The most endearing part of the trek is that it can turn total strangers (of varying lengths, backgrounds and ages) into close comrades. Something to do with the fact that you connect with your fellow trekkers in a visceral way, no pretense, no distractions(read internet), and one common goal. The realization that we either climb as a team or don’t climb at all, makes us go the extra mile to look out for each other: whether it be sharing lunch when someone forgot to carry theirs, intuitively lending a hand at tricky crevices, reminding each other of the quintessential water breaks, or giving away your own cap or trekking pole because someone needs it more than you. And of course, the endless banter, some soul-seeking conversations, singing old favorites, the snowfights, to keep away the mountain blues.
In a reflective mode, I conclude that humaneness is as uplifting a nature’s creation as the Himalayas itself.

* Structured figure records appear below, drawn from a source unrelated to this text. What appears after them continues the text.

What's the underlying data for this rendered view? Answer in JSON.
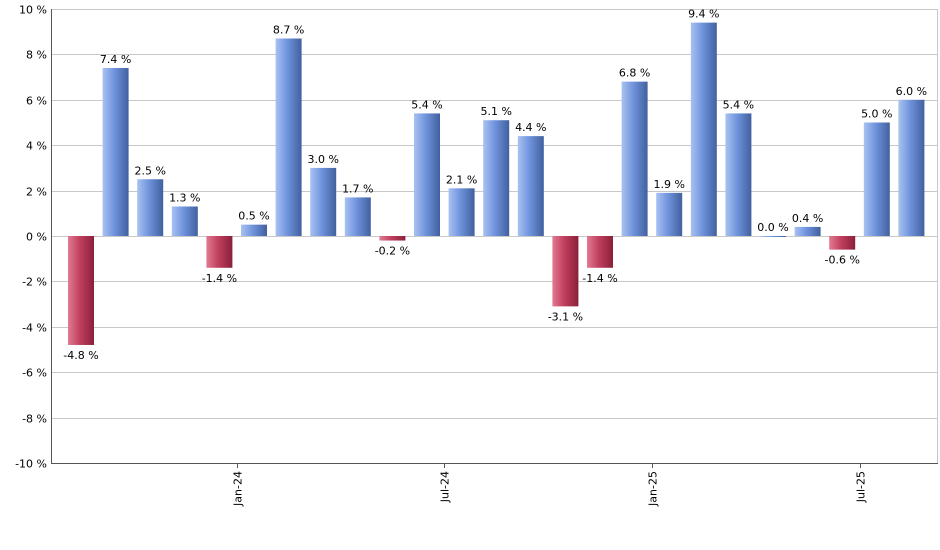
{
  "chart_data": {
    "type": "bar",
    "title": "",
    "xlabel": "",
    "ylabel": "",
    "ylim": [
      -10,
      10
    ],
    "y_ticks": [
      10,
      8,
      6,
      4,
      2,
      0,
      -2,
      -4,
      -6,
      -8,
      -10
    ],
    "y_tick_labels": [
      "10 %",
      "8 %",
      "6 %",
      "4 %",
      "2 %",
      "0 %",
      "-2 %",
      "-4 %",
      "-6 %",
      "-8 %",
      "-10 %"
    ],
    "grid": true,
    "x_tick_labels": [
      {
        "label": "Jan-24",
        "after_bar": 4
      },
      {
        "label": "Jul-24",
        "after_bar": 10
      },
      {
        "label": "Jan-25",
        "after_bar": 16
      },
      {
        "label": "Jul-25",
        "after_bar": 22
      }
    ],
    "values": [
      -4.8,
      7.4,
      2.5,
      1.3,
      -1.4,
      0.5,
      8.7,
      3.0,
      1.7,
      -0.2,
      5.4,
      2.1,
      5.1,
      4.4,
      -3.1,
      -1.4,
      6.8,
      1.9,
      9.4,
      5.4,
      0.0,
      0.4,
      -0.6,
      5.0,
      6.0
    ],
    "data_labels": [
      "-4.8 %",
      "7.4 %",
      "2.5 %",
      "1.3 %",
      "-1.4 %",
      "0.5 %",
      "8.7 %",
      "3.0 %",
      "1.7 %",
      "-0.2 %",
      "5.4 %",
      "2.1 %",
      "5.1 %",
      "4.4 %",
      "-3.1 %",
      "-1.4 %",
      "6.8 %",
      "1.9 %",
      "9.4 %",
      "5.4 %",
      "0.0 %",
      "0.4 %",
      "-0.6 %",
      "5.0 %",
      "6.0 %"
    ],
    "colors": {
      "positive": "#6f93dc",
      "positive_light": "#a9c2f2",
      "positive_dark": "#41609e",
      "negative": "#c0405e",
      "negative_light": "#e27a92",
      "negative_dark": "#8a1f3a",
      "grid": "#c8c8c8",
      "axis": "#555555"
    }
  }
}
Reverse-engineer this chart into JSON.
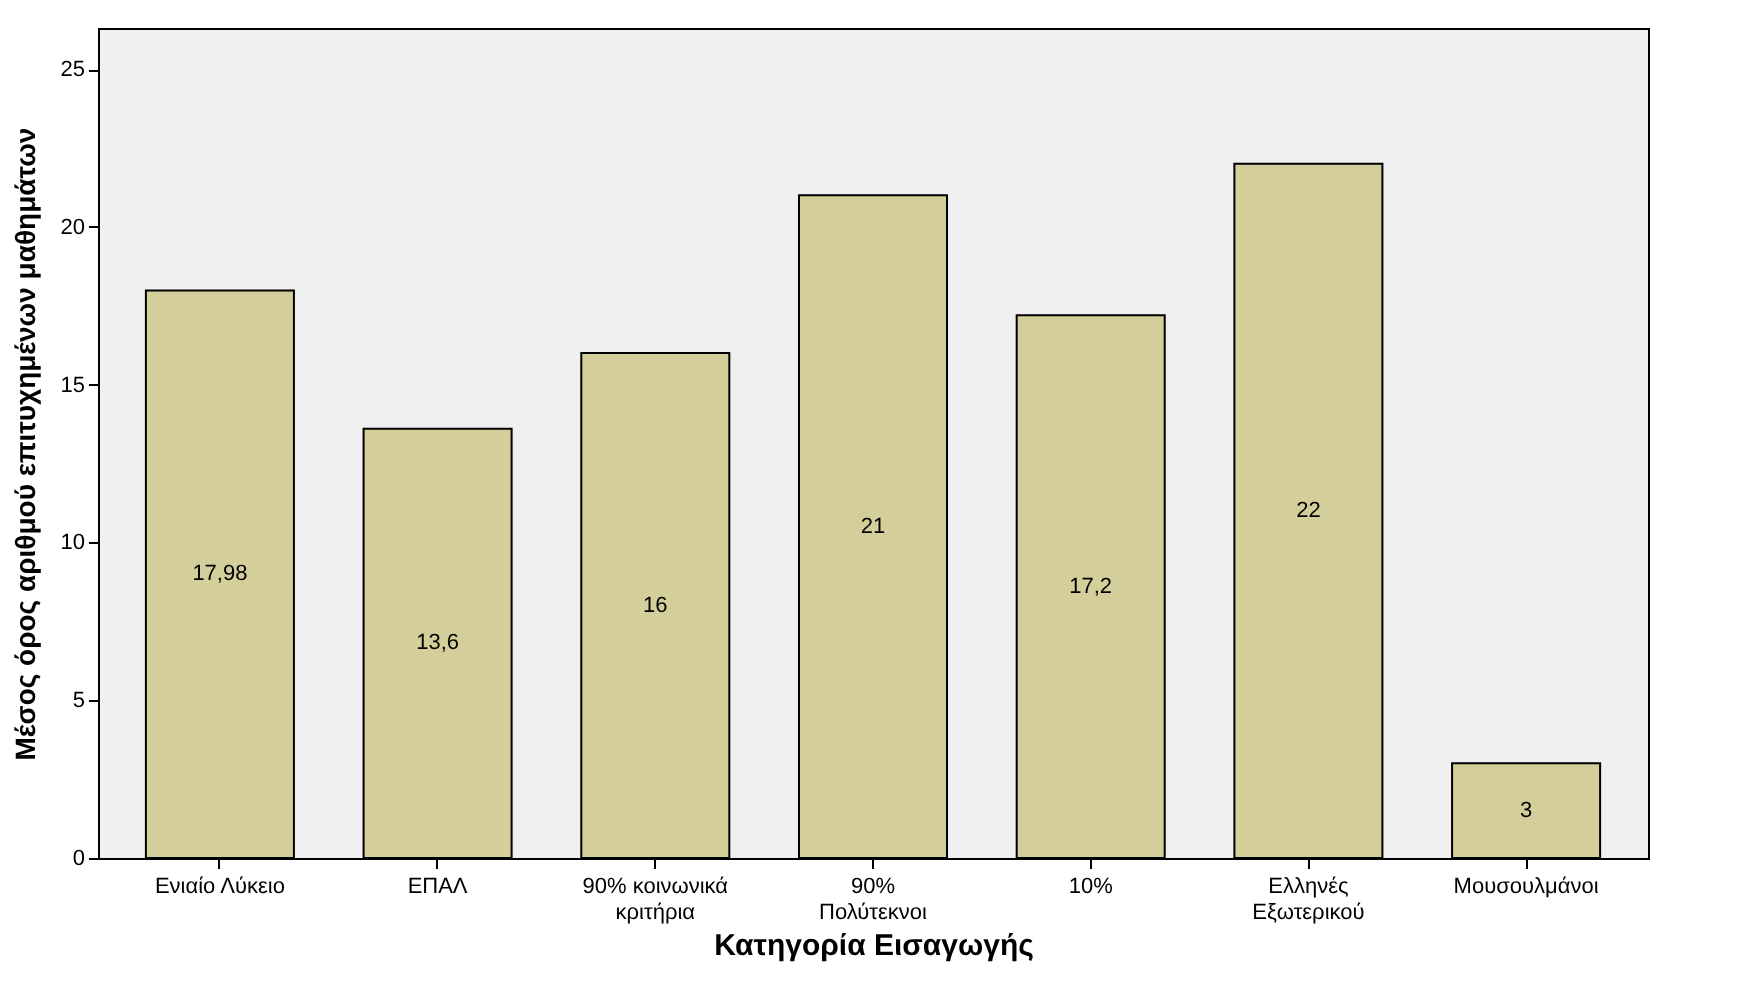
{
  "chart_data": {
    "type": "bar",
    "xlabel": "Κατηγορία Εισαγωγής",
    "ylabel": "Μέσος όρος  αριθμού επιτυχημένων μαθημάτων",
    "categories": [
      "Ενιαίο Λύκειο",
      "ΕΠΑΛ",
      "90% κοινωνικά\nκριτήρια",
      "90%\nΠολύτεκνοι",
      "10%",
      "Ελληνές\nΕξωτερικού",
      "Μουσουλμάνοι"
    ],
    "values": [
      17.98,
      13.6,
      16,
      21,
      17.2,
      22,
      3
    ],
    "value_labels": [
      "17,98",
      "13,6",
      "16",
      "21",
      "17,2",
      "22",
      "3"
    ],
    "color": "#d3ce9a",
    "ylim": [
      0,
      26.3
    ],
    "yticks": [
      0,
      5,
      10,
      15,
      20,
      25
    ],
    "grid": false
  }
}
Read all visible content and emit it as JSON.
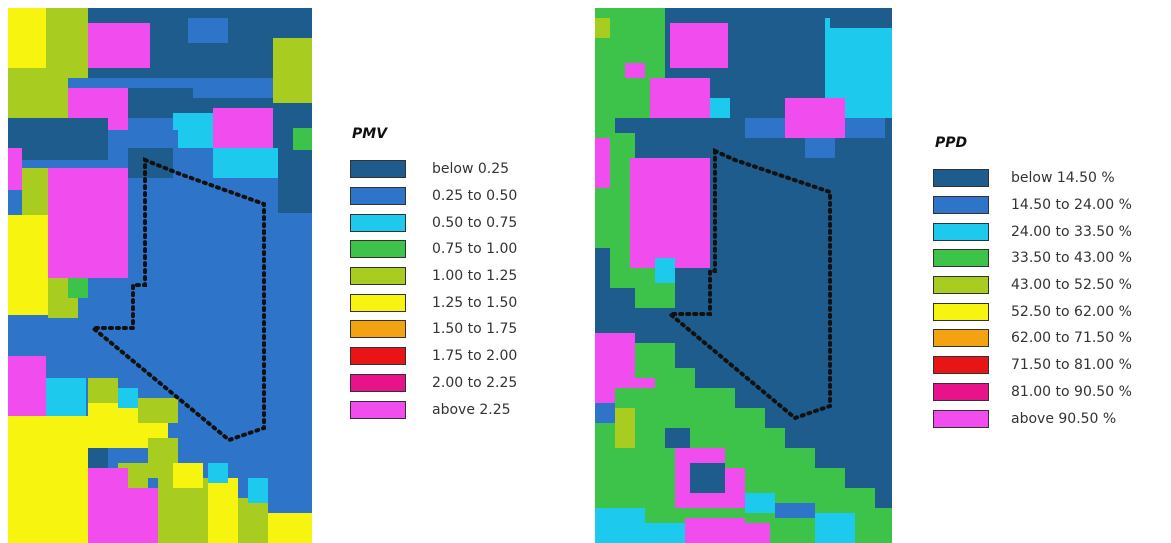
{
  "colors": {
    "c0": "#1d5c8c",
    "c1": "#2e74c8",
    "c2": "#1ec9ee",
    "c3": "#3ec34a",
    "c4": "#a9cc21",
    "c5": "#f7f50f",
    "c6": "#f3a312",
    "c7": "#e81416",
    "c8": "#e8138a",
    "c9": "#f04cee"
  },
  "pmv": {
    "title": "PMV",
    "legend": [
      {
        "label": "below 0.25",
        "color": "#1d5c8c"
      },
      {
        "label": "0.25 to 0.50",
        "color": "#2e74c8"
      },
      {
        "label": "0.50 to 0.75",
        "color": "#1ec9ee"
      },
      {
        "label": "0.75 to 1.00",
        "color": "#3ec34a"
      },
      {
        "label": "1.00 to 1.25",
        "color": "#a9cc21"
      },
      {
        "label": "1.25 to 1.50",
        "color": "#f7f50f"
      },
      {
        "label": "1.50 to 1.75",
        "color": "#f3a312"
      },
      {
        "label": "1.75 to 2.00",
        "color": "#e81416"
      },
      {
        "label": "2.00 to 2.25",
        "color": "#e8138a"
      },
      {
        "label": "above 2.25",
        "color": "#f04cee"
      }
    ]
  },
  "ppd": {
    "title": "PPD",
    "legend": [
      {
        "label": "below 14.50 %",
        "color": "#1d5c8c"
      },
      {
        "label": "14.50 to 24.00 %",
        "color": "#2e74c8"
      },
      {
        "label": "24.00 to 33.50 %",
        "color": "#1ec9ee"
      },
      {
        "label": "33.50 to 43.00 %",
        "color": "#3ec34a"
      },
      {
        "label": "43.00 to 52.50 %",
        "color": "#a9cc21"
      },
      {
        "label": "52.50 to 62.00 %",
        "color": "#f7f50f"
      },
      {
        "label": "62.00 to 71.50 %",
        "color": "#f3a312"
      },
      {
        "label": "71.50 to 81.00 %",
        "color": "#e81416"
      },
      {
        "label": "81.00 to 90.50 %",
        "color": "#e8138a"
      },
      {
        "label": "above 90.50 %",
        "color": "#f04cee"
      }
    ]
  }
}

Of all the things you experience, gratitude is the one that sticks. Gratitude for many things – this beautiful life, loved ones, but even more primally, this human form- for its ability to experience this in full glory and emotions, and your own body to have endured through the hardships so that you can enjoy the view from the top.
To have the mountains challenge you in many ways, push you to the breaking point and put you back into one piece. A piece more at peace, more uplifted, more spirited than before. The gratitude to be alive and to have lived each moment of this ethereal journey.
And now for the…..
May this serve as a motivation for all of you to keep fit! 🙂
ps. Yoga and meditation to keep the spirits high on the highlands! 🙂
In a much worth-mentioning addendum, I want to point out about some very interesting self-sustaining, green initiatives by our trekking company #IndiaHikes. They wholeheartedly believe in leaving the mountains in a better shape than they found it. And as a way to ensure that:
1. They require each trekker to bring their own cutlery and lunchware so as to reduce the waste up in the mountains.
2. All the trekkers carry an ecobag in which they are supposed to collect any trash (plastic, wrappers, etc) that they find on their way. At the end of the day, it all gets segregated and brought back down to be properly disposed off.
3. No wipes, no processed food packed in packages allowed during their trekking trips. They compensate by making the yummiest food at the alpine heights.
Kudos to #IndiaHikes for taking care of our precious, most beautiful natural wonder.